Cuando el agua inundaba todas las
calles, Evan dejó de estar solo. De un segundo para otro, la sala
acristalada comenzó a ocuparse de entes nebulosos que flotaban
estáticos y en silencio. Evan trató de mover los labios, de decir
algo, de comunicarse con sus nuevos acompañantes. Pero tan solo
podía escuchar los alaridos de los que morían abajo en la ciudad.
El espacio reluciente era cada
vez más concurrido, y la multitud de entes ya resultaba innumerable
y dificultaban la visión de Evan. Apenas podía ver la ciudad a
causa de la cantidad ingente de seres que habían aparecido.
La segunda ola no la pudo ver,
pero notó sus efectos, pues aparecieron miles de nuevos seres
etéreos. Todos quietos, todos contemplando con ojos invisibles,
todos planteándose las mismas preguntas. Evan entonces captó la
emoción compartida por la multitud nebulosa: miedo. Terrorífica
sensación que se acrecentó con la tercera ola, y con la cuarta. Del
mismo modo que se acrecentó la cantidad de entes.
El día se convirtió en noche, y
el espacio que una vez había ocupado solo Evan ahora lo compartía
con los que en vida habían vivido en la misma ciudad que él. El
agua los había matado a casi todos, pero ninguno de ellos estaba
muerto.
Fue entonces cuando Evan bajó la
mirada y se dio cuenta de que ya no podía ver los edificios más
allá del suelo transparente.

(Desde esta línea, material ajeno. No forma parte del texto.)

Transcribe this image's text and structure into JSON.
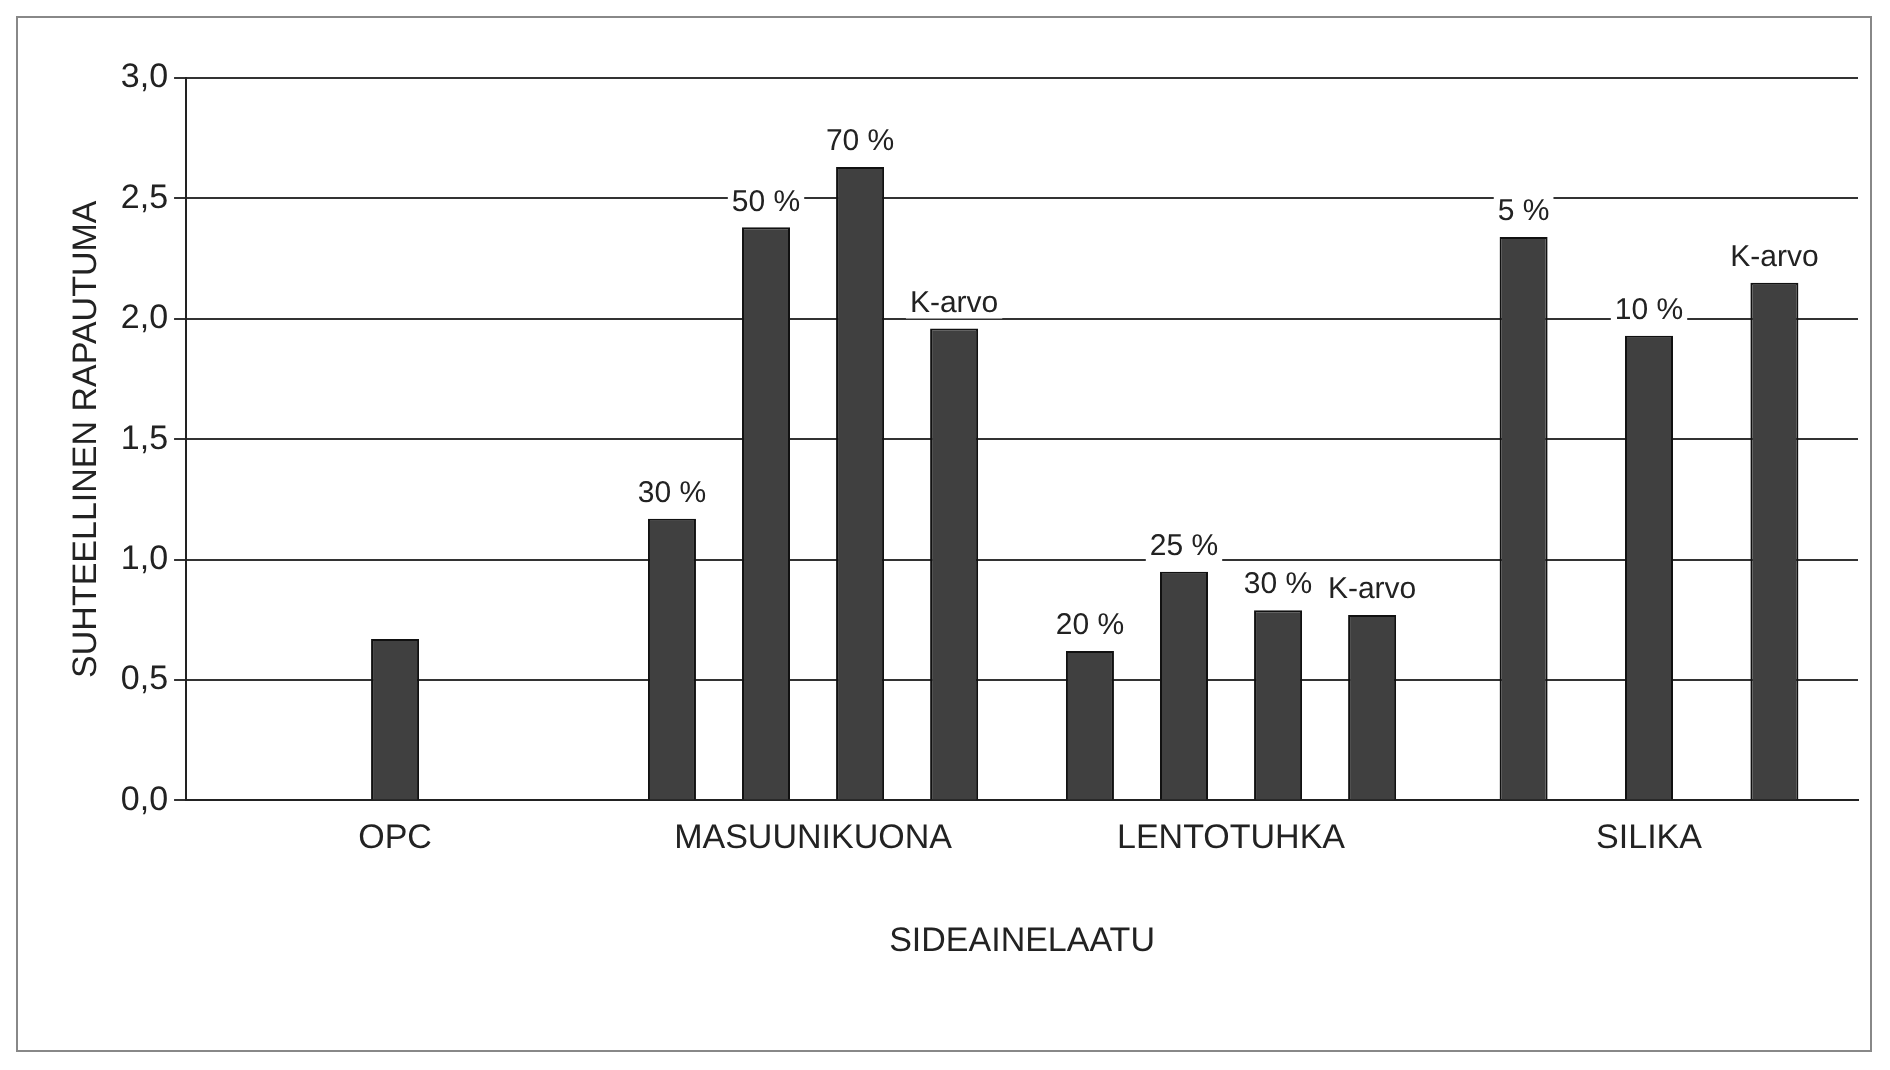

Ahora, solo veía oscuridad y estrellas
en el suelo. Alzó la vista. Oscuridad y estrellas en lo alto. Miró
al frente, y vio una multitud de entes nebulosos que miraban hacia el
mismo lugar: aquel extraño planeta verde azulado al que se estaban
acercando.
Evan no recuerda el aterrizaje.
Evan tampoco recuerda qué pasó después. Evan apenas recuerda su
vida anterior. Tan solo recuerda que, un día extraño, volvió nacer
en un planeta extraño diferente al suyo.